Goose bumps chased down his spine at the sleepy sound of her voice and the sight of that cute little fanny draped in a very short, very revealing, silk robe.
“Our daughter’s better than any rooster I ever heard. She woke me at the crack of dawn.”
“Obviously she’s feeling better,” Melissa said, going over to touch her hand to the baby’s forehead. “No more temperature.”
“Seemed that way to me, too.”
“Did you take it?”
He shook his head, drawing a grin.
“Turning into an old hand already,” she teased. “No more panicking.
”
“I wouldn’t say that,” he said, shuddering at the memory of that icy fear that had washed through him in the wee hours of the morning. “But I am going to borrow that book of yours and read it from cover to cover.”
He reached for Melissa’s hand and pulled her toward him. He was vaguely surprised that she didn’t put up a struggle. Maybe he hadn’t imagined the closeness between them the night before.
When she was standing toe-to-toe with him, he had to resist the temptation to tug the belt of her robe free. Instead he brushed a strand of hair back from her face and gazed into her tired eyes.
“You were wonderful last night,” he said softly. “Not only were you good with Sharon Lynn, but you kept me from freaking out.”
Her lips curved slightly. “Having you here helped me, too,” she said, surprising him.
“Why?”
“Staying calm for your benefit kept me from freaking out myself,” she admitted.
He stared at her in astonishment. “You were scared?”
“Terrified,” she admitted. “But I knew I couldn’t let you see it or you’d have insisted on borrowing your father’s plane and flying us all to some critical care hospital in Dallas in the middle of the night.”
“You’ve got that right.” He grinned. “We’re quite a pair, aren’t we?”

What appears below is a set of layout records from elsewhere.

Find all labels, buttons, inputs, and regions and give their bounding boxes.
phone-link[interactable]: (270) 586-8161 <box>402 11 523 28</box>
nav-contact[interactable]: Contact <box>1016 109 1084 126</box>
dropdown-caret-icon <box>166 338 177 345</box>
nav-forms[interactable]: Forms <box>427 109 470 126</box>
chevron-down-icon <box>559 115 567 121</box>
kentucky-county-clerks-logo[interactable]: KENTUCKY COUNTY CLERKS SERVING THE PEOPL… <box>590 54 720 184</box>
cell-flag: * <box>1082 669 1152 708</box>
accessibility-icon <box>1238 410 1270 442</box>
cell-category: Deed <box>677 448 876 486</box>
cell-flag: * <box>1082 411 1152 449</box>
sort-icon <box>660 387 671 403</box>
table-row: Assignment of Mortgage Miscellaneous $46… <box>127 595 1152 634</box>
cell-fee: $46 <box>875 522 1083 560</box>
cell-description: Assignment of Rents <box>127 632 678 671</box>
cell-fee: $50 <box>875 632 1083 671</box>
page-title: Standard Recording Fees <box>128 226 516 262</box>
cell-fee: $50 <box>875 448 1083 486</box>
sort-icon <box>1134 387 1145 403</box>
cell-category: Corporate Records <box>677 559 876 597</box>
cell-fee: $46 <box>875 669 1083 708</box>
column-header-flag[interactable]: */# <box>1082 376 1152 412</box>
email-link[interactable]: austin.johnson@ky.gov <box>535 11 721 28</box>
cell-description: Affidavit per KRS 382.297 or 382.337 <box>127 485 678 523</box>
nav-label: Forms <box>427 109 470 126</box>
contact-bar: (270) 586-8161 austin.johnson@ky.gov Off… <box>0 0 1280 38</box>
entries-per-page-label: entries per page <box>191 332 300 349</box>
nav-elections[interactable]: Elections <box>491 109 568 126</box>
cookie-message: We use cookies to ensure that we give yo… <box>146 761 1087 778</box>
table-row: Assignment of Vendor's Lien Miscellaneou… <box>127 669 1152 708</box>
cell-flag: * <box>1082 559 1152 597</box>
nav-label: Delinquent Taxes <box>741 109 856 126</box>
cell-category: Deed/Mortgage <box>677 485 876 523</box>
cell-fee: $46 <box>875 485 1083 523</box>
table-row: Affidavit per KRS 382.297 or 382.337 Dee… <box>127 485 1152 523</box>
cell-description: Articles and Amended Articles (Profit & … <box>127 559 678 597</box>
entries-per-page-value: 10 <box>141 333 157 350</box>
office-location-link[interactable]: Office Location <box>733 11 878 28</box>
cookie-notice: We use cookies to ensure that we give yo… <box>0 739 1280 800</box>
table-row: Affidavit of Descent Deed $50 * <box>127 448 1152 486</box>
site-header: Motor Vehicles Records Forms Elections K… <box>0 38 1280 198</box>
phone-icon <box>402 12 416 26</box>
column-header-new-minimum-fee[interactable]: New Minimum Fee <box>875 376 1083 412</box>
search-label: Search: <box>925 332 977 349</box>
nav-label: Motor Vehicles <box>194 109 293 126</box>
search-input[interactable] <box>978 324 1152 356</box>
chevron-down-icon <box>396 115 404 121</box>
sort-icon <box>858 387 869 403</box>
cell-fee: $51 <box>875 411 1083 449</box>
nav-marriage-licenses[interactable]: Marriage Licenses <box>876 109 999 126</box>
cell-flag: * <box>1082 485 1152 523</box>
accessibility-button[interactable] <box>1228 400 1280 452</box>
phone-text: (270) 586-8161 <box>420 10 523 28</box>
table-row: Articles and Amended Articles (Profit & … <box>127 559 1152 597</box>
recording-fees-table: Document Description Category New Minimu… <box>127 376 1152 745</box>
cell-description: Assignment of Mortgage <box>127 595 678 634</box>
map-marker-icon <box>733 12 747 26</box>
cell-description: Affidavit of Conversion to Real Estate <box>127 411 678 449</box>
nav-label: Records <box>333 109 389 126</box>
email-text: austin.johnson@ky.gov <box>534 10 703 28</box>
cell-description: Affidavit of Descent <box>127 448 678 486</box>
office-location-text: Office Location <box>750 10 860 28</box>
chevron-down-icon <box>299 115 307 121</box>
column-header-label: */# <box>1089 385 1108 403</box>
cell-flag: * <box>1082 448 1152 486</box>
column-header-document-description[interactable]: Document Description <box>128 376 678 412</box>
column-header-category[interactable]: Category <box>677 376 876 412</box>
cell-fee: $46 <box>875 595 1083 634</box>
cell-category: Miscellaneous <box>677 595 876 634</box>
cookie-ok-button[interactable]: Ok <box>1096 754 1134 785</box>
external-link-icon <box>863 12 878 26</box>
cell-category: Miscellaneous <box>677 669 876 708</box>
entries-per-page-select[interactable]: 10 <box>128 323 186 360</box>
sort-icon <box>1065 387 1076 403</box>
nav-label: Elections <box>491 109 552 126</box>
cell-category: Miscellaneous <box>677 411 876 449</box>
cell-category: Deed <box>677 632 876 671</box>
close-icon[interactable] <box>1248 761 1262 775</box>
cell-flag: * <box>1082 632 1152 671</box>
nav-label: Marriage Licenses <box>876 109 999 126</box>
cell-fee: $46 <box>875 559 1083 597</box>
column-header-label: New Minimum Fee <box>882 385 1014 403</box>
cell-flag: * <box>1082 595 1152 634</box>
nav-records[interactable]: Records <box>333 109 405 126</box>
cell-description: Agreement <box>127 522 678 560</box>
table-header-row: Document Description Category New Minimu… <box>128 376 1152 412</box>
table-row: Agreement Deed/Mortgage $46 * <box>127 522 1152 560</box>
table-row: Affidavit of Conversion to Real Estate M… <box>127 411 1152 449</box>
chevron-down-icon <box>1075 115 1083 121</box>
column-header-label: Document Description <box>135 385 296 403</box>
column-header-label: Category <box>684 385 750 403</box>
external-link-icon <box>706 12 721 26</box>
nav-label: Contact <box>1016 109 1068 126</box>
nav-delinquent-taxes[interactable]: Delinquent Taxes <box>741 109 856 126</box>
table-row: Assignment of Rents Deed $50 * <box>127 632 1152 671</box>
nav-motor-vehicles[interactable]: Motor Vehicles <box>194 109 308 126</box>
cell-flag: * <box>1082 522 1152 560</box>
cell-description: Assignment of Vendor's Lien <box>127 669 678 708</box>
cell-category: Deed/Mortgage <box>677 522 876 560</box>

“Just typical parents, Cody.”
The simple words were no more than the truth, yet Cody felt as if he’d just heard something terribly profound spoken for the first time. He was a parent, a certified grown-up, with responsibilities he couldn’t slough off. Responsibilities, in fact, that he actually yearned to accept.
He wanted more Sunday mornings just like this one, waking up to the sound of his daughter making some sort of commotion to get attention, fixing breakfast for all three of them, sitting at the kitchen table across from Melissa. He renewed his vow to himself to do everything within his power to convince Melissa they ought to be a family.
After they’d eaten and after he’d cleaned up most of the scrambled egg Sharon Lynn had managed to rub into her hair or fling halfway across the kitchen, he sat back with a sigh of pure contentment.